Se la politica ascolta il Paese

Stefano Lepri

Si stenta a crederci: sul fisco, ai contrasti fra i partiti della maggioranza si è trovata una soluzione abbastanza razionale. Sette degli 8 (non molti) miliardi disponibili andranno a ridurre l’Irpef ai ceti medi. Può essere un segno che la politica italiana è meno peggio di quello che sembra. Nelle settimane scorse, si era assistito a un accavallarsi delle richieste più strambe, compresi abbuoni a chi le tasse non le vuole pagare. Ormai è scontato che la propaganda politica funzioni così: per farsi notare occorre agitare le frazioni di elettorato più esasperate, pur se piccole. Spostano voti più facilmente, e comunque si vedono di più. Ma alla fine, tutti i partiti di questa maggioranza raccolgono la maggior parte dei voti nei ceti medi. Mario Draghi e il ministro dell’Economia Daniele Franco hanno saputo farsi interpreti di questo. Hanno persuaso a dare ascolto alla più larga parte del Paese oltre il frastuono degli interessi particolari più rumorosi. Certo gli sgravi saranno limitati. Il carico fiscale sugli italiani è alto perché deve pagare una spesa pubblica alta, che da oltre un quarto di secolo non è stata mai ridotta da tutti quanti promettevano di ridurla. Ed alto il carico fiscale è probabile che resti in futuro perché la pandemia spinge a spendere di più per la sanità, il cambiamento del clima spinge a investire per contrastarlo.

Si può però distribuirlo meglio, il peso del fisco, per non scoraggiare chi lavora e produce. Una delle opzioni valide (se forse non la migliore) era questa, rimettere a posto la curva che fa salire il prelievo al crescere dei redditi della fascia media e medio-alta. Diventerà un poco più vantaggioso darsi da fare per un aumento di stipendio, o sforzarsi di aumentare i ricavi. Invece, una profonda riforma del fisco ancora non si delinea. Ai lavoratori, e anche alle imprese, si potrebbe dare di più se si avesse il coraggio di tassare almeno un poco i patrimoni, con alcune delle misure che in Italia paiono da estremisti ma che vigono nella gran parte dei Paesi democratici. Per contenere le spese occorrerebbe poi che gli enti locali fossero responsabilizzati con entrate proprie, in modo da lasciar decidere ai cittadini con il voto se vogliono meno tasse, ma a fronte di meno servizi, oppure più servizi, ma anche più tasse.
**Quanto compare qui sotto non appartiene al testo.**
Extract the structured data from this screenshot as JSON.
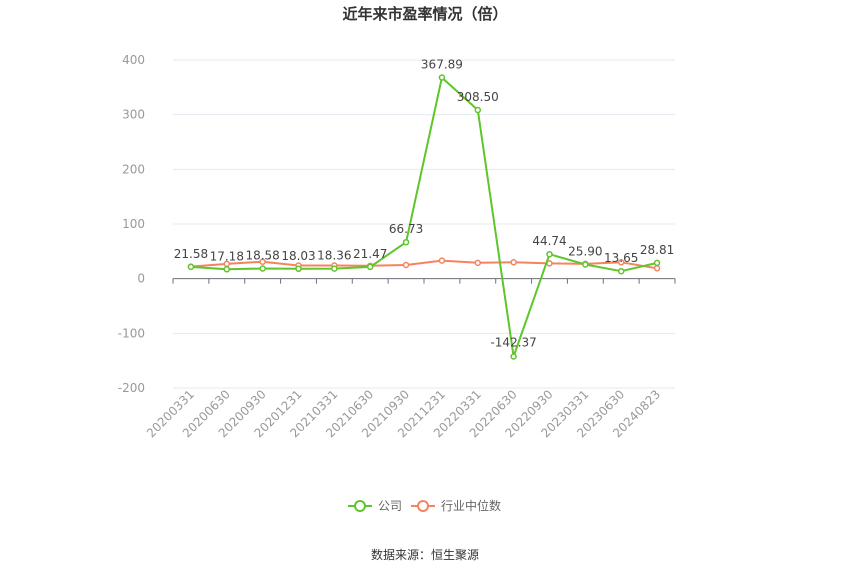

Gli sgravi all’Irap – tributo destinato a finanziare le Regioni per la sanità – seppur graditi ai beneficiari non vanno in questa direzione. Quando Draghi aveva inserito nella manovra 2022 anche la riforma fiscale, era lecito chiedersi perché si fosse cacciato volontariamente in quel ginepraio, dato che su questo tema sensibile ogni partito avrebbe cercato di distinguersi con una proposta propria. Invece è riuscito a uscirne facendo, almeno al momento, contenti tutti i partiti.